Likewise, outbound Shanghai (BAI80) continued to rise until Christmas, up another +2.0% MoM to 23 December, though below the previous year’s peak by -6.2%. And although it then fell after Christmas by -6.8% in the week to 6 January, it was also still well ahead by some +37.6% YoY.

Out of Europe, rates were in the doldrums most of the year, but finally began to surge in the final quarter – caused in part by rising demand and also by a fall in capacity, partly due to the loss of access to airspace over Russia.

The index of outbound routes from Frankfurt (BAI20) surged +28.3% MoM to 23 December, putting it back in positive territory by +10.7% YoY. After a further surge of +19.8% in the week to 6 January, it was up +40.8% YoY as compared with the depressed levels of a year ago.

Outbound London also gained strongly by +13.4% MoM to 23 December, pushing it up by some +31.6% YoY. After a fall of -5.8% in the week to 6 January, the YoY gain slipped back a bit to +19.4%.

From the Americas, the index of outbound routes from Chicago (BAI50) also rose strongly by +8.8% MoM to 23 December, though still lower at -10.0% YoY. After a further surge of +16.3% in the first week of 2025, that YoY figure had flipped to a gain of +30.9% from the level of a year before.

From a macro perspective, the outlook continued to be dominated by expectations for the return as US President of Donald Trump.

In the short term, this was positive for US equities, particularly the Russell 2000 index – reflecting more the outlook for domestic US companies than the S&P500, which is seen more as an index of US global trading firms. 

Other immediate winners were bitcoin and cryptocurrency markets – expected to benefit from a lighter-touch and more certain regulatory regime under Trump. 

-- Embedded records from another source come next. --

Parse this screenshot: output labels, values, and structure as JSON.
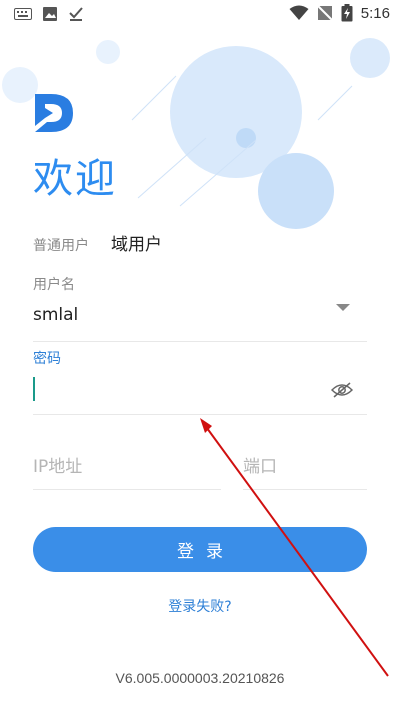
{
  "status_bar": {
    "time": "5:16",
    "icons": [
      "keyboard-icon",
      "image-icon",
      "check-download-icon",
      "wifi-icon",
      "no-sim-icon",
      "battery-charging-icon"
    ]
  },
  "header": {
    "welcome": "欢迎"
  },
  "user_type": {
    "normal_label": "普通用户",
    "domain_label": "域用户"
  },
  "username": {
    "label": "用户名",
    "value": "smlal"
  },
  "password": {
    "label": "密码",
    "value": ""
  },
  "server": {
    "ip_placeholder": "IP地址",
    "port_placeholder": "端口"
  },
  "actions": {
    "login_label": "登录",
    "forgot_label": "登录失败?"
  },
  "footer": {
    "version": "V6.005.0000003.20210826"
  },
  "colors": {
    "accent": "#2d8cf0",
    "button": "#3a8ee8",
    "annotation": "#d01010"
  }
}
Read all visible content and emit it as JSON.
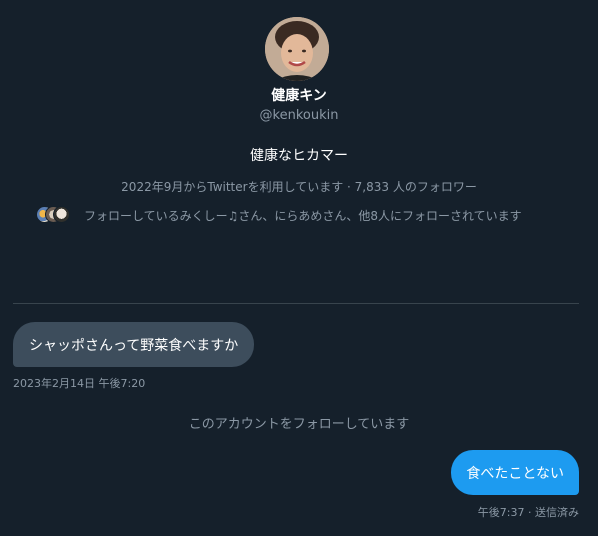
{
  "profile": {
    "display_name": "健康キン",
    "handle": "@kenkoukin",
    "bio": "健康なヒカマー",
    "meta": "2022年9月からTwitterを利用しています · 7,833 人のフォロワー",
    "followed_by": "フォローしているみくしー♫さん、にらあめさん、他8人にフォローされています"
  },
  "conversation": {
    "received_message": "シャッポさんって野菜食べますか",
    "received_timestamp": "2023年2月14日 午後7:20",
    "follow_notice": "このアカウントをフォローしています",
    "sent_message": "食べたことない",
    "sent_status": "午後7:37 · 送信済み"
  },
  "colors": {
    "background": "#15202b",
    "received_bubble": "#3d4d5c",
    "sent_bubble": "#1d9bf0",
    "secondary_text": "#8b98a5",
    "divider": "#38444d"
  }
}
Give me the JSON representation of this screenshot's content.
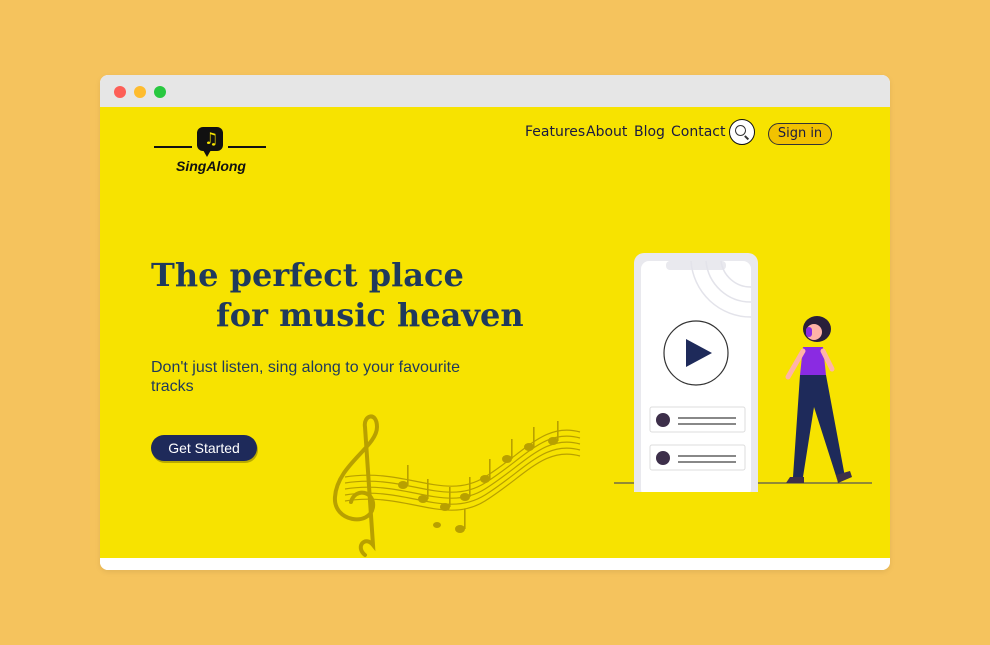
{
  "window": {
    "controls": [
      "close",
      "minimize",
      "maximize"
    ]
  },
  "brand": {
    "name": "SingAlong",
    "logo_icon": "music-note-chat-bubble-icon"
  },
  "nav": {
    "items": [
      "Features",
      "About",
      "Blog",
      "Contact"
    ],
    "search_icon": "search-icon",
    "signin_label": "Sign in"
  },
  "hero": {
    "headline_line1": "The perfect place",
    "headline_line2": "for music heaven",
    "subtitle": "Don't just listen, sing along to your favourite tracks",
    "cta_label": "Get Started"
  },
  "illustration": {
    "phone_icon": "play-icon",
    "figure": "person-with-headphones"
  },
  "colors": {
    "page_bg": "#f5c35d",
    "hero_bg": "#f7e300",
    "navy": "#1e2a5a",
    "heading": "#1f3a5c",
    "accent_purple": "#8a2be2",
    "signin_bg": "#f2c200"
  }
}
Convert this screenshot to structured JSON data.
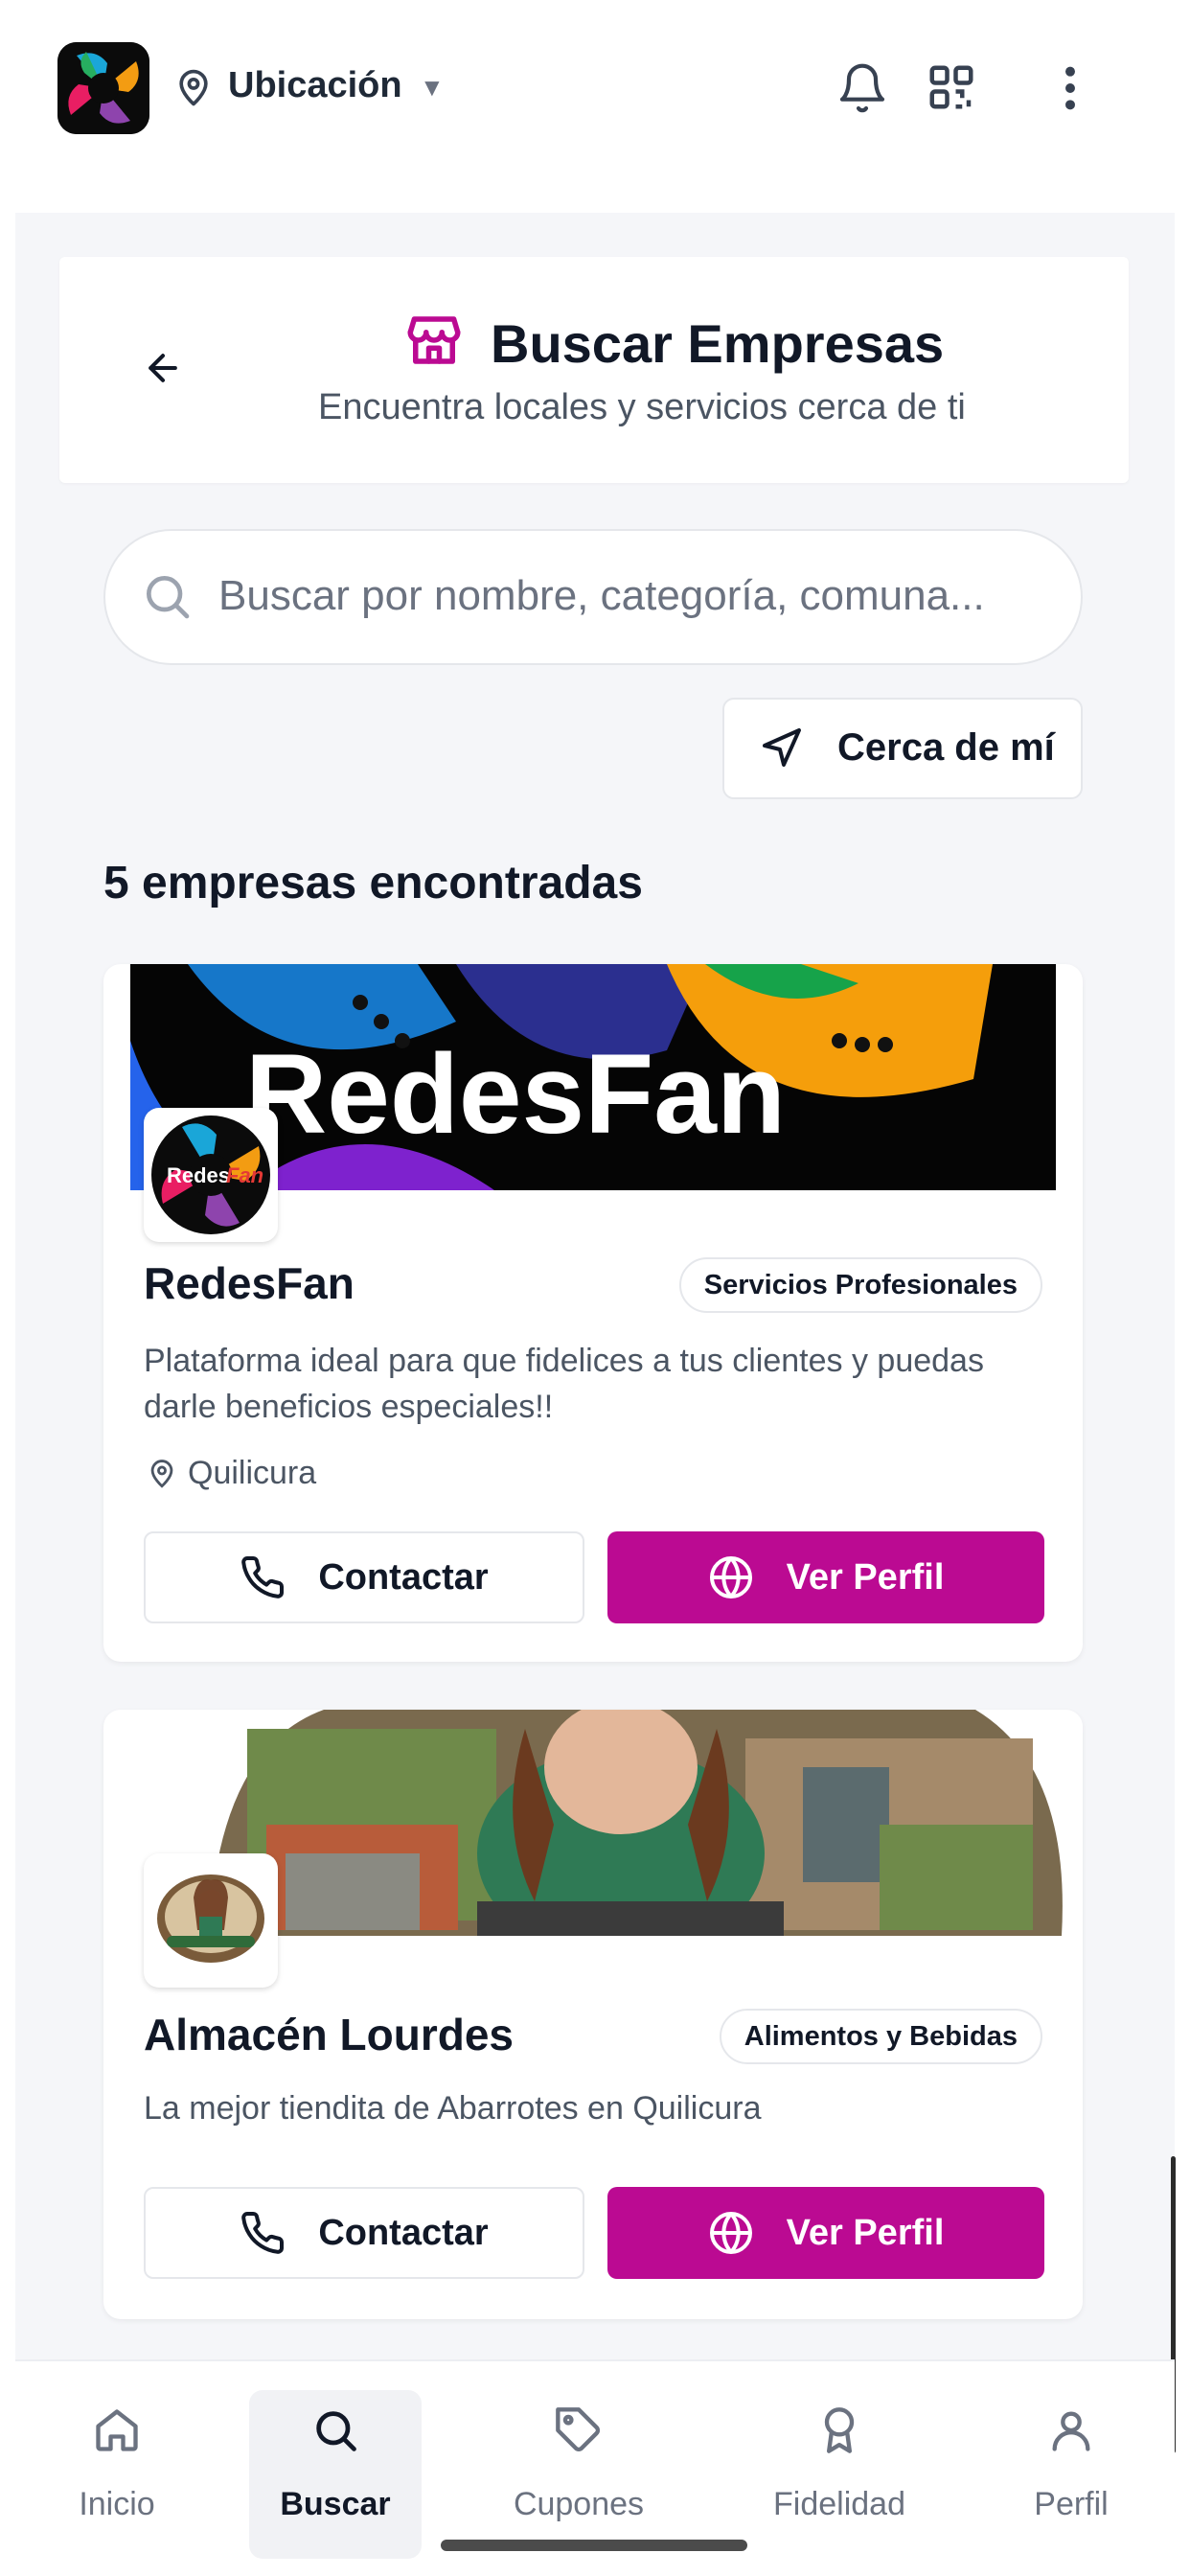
{
  "topbar": {
    "location_label": "Ubicación",
    "caret": "▼",
    "icons": [
      "map-pin-icon",
      "bell-icon",
      "qr-code-icon",
      "more-vertical-icon"
    ]
  },
  "header": {
    "title": "Buscar Empresas",
    "subtitle": "Encuentra locales y servicios cerca de ti",
    "icons": [
      "arrow-left-icon",
      "store-icon"
    ]
  },
  "search": {
    "placeholder": "Buscar por nombre, categoría, comuna..."
  },
  "near_button": {
    "label": "Cerca de mí"
  },
  "results": {
    "count_label": "5 empresas encontradas"
  },
  "businesses": [
    {
      "name": "RedesFan",
      "category": "Servicios Profesionales",
      "description": "Plataforma ideal para que fidelices a tus clientes y puedas darle beneficios especiales!!",
      "location": "Quilicura",
      "banner_text": "RedesFan",
      "logo_text": "Redes",
      "logo_text_accent": "Fan",
      "contact_label": "Contactar",
      "profile_label": "Ver Perfil"
    },
    {
      "name": "Almacén Lourdes",
      "category": "Alimentos y Bebidas",
      "description": "La mejor tiendita de Abarrotes en Quilicura",
      "contact_label": "Contactar",
      "profile_label": "Ver Perfil"
    }
  ],
  "bottom_nav": {
    "items": [
      {
        "label": "Inicio",
        "icon": "home-icon"
      },
      {
        "label": "Buscar",
        "icon": "search-icon",
        "active": true
      },
      {
        "label": "Cupones",
        "icon": "tag-icon"
      },
      {
        "label": "Fidelidad",
        "icon": "award-icon"
      },
      {
        "label": "Perfil",
        "icon": "user-icon"
      }
    ]
  },
  "colors": {
    "accent": "#bb0a92",
    "background": "#f5f6f9",
    "text": "#111827",
    "muted": "#4b5563"
  }
}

The S&P500, however, still enjoyed another stellar year, gaining +24% during 2024 – leading some to wonder how much higher US equities can realistically go when the S&P already accounts for an incredible 75% or so of total global equity market cap.

For some influential investors such as Howard Marks of Oaktree Capital, a big alternative investment firm, that valuation reflects the fundamental relative strengths of the US economy. As Marks wrote to investors recently: “[The US] benefits from a wonderful combination of free markets and the incentives they provide, dependable rule of law, stable government, highly functioning capital markets, strong higher education, reasonable levels of regulation, spirited entrepreneurship, and thus vitality and dynamism.”

The US may eventually be overtaken by China as the world’s largest economy, Marks admitted, but that should not be surprising if China has almost four times the population.

Compared with Europe, some would point out that the US also benefits from much more plentiful and cheaper commodities – notably energy – which are also key factors in its competitiveness and faster growth. 

At the same time, many of those touted as potential losers from higher tariffs under Trump – such as US companies that rely heavily on imports from China – did not see their equity prices hit, at least not yet. 

There are various possible explanations for this, including the fact that many US retailers, for instance, reported strong recent earnings. Plus the possibility markets are simply discounting how serious Trump is about higher tariffs – and how able importers are to navigate them, such as by moving production from China to other places like Vietnam. 

Time will tell soon enough what tariffs are forthcoming and how impactful they will be. 

In the short term, there were some expectations the peak season surge may this time simply continue through the usually quieter period of late December and early January – if shippers rushed to bring in goods ahead of Trump taking office and imposing tariffs.

Levels of activity and spot rates – as reported by market sources – would appear to indicate that hasn’t happened to any great extent, with spot rates dropping off over New Year as they normally do. 

That said, the outlook remains positive despite the uncertainty over tariffs, sources suggest. Confidence in the future was demonstrated not least by Atlas Air – the biggest operator of Boeing 747 freighters globally – adding three more new widebody 747 freighters to its fleet in the latter part of the year.